Zahnlose Tiger, Löwinnen und Löwen
29. September 2018 – «Direkt aus Bern» über die Debatte zur Lohngleichheit im eidgenössischen Parlament – Meine neueste Gastkolumne für die Luzerner Zeitung.
Das Thema Gleichstellung sorgt regelmässig für rote Köpfe. So geschehen am letzten Montag bei der Debatte um die Lohngleichheit. Der Ständerat hat das Gesetz zuerst beraten und die bereits moderate Vorlage aufgeweicht. So sollen künftig Unternehmen ab hundert Mitarbeitenden alle vier Jahre eine Lohngleichheitsanalyse durchführen müssen, um festzustellen, ob Männer und Frauen bei gleicher Arbeit auch tatsächlich den gleichen Lohn erhalten. Wenn nach der ersten Analyse diese Bedingung erfüllt ist, wird das Unternehmen von dieser Verpflichtung für immer und ewig entbunden. Nach zehn Jahren wird das Gesetz evaluiert; nach zwölf Jahren kommt eine «Sunset-Klausel» zur Anwendung: Das Gesetz erlischt. In unserem Rat wurde die Vorlage ein weiteres Mal abgeschwächt, indem die Lehrlinge gar nicht und nur Vollzeitstellen für die Lohnanalyse gezählt werden. Dem Tigerlein wurde das letzte Zähnchen gezogen.

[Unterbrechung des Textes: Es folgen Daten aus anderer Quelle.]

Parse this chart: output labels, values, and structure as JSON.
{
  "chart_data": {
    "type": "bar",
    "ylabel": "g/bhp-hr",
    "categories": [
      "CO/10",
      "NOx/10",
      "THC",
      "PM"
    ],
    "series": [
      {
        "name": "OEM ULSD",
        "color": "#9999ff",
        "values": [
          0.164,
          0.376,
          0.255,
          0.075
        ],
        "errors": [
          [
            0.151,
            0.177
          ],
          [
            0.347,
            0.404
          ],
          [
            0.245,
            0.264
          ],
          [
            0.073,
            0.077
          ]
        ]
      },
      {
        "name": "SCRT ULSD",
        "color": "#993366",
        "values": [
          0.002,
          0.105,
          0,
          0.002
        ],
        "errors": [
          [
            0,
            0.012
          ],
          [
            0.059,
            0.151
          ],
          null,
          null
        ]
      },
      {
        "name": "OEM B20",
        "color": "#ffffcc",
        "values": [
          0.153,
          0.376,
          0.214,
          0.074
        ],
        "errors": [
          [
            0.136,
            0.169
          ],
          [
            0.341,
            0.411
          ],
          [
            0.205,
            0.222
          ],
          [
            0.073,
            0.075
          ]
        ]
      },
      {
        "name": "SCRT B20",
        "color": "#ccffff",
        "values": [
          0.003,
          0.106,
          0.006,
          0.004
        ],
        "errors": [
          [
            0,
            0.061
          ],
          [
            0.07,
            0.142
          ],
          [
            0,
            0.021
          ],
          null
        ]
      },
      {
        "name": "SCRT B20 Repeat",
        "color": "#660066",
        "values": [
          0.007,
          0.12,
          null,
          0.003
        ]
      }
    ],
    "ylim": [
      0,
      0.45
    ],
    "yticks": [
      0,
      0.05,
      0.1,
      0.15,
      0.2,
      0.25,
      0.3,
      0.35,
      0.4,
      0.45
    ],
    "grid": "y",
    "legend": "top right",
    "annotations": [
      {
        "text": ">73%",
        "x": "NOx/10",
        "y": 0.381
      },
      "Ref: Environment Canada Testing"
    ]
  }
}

Die Opposition, selbst gegen diese milde Gesetzesvorlage, bleibt gross. Da wird von unglaublicher Bürokratie gesprochen, davon, dass das Gesetz nichts bringe und es ohnehin keine Lohndiskriminierung gäbe, sämtliche Studien darüber haltlos seien und auf falschen Annahmen beruhten. Diesen Einwänden ist entgegenzuhalten, dass wir einen bald 40-jährigen verfassungsmässigen Grundsatz für gleichen Lohn bei gleicher Arbeit kennen, dass es zwischen Männern und Frauen immer noch eine unerklärliche Lohndifferenz von rund 7 Prozent gibt und dass in den letzten Jahren in dieser Hinsicht kaum eine Verbesserung stattgefunden hat.
Das Gleichstellungsgesetz ist deshalb ein pragmatischer, längst fälliger Schritt in die richtige Richtung. Es wird zu einer Sensibilisierung der Unternehmen gegenüber Lohnfragen führen und das Bewusstsein für gleichen Lohn für gleiche Arbeit erhöhen. Selbst ein zahnloses Tigerlein bleibt ein kleines Raubtier…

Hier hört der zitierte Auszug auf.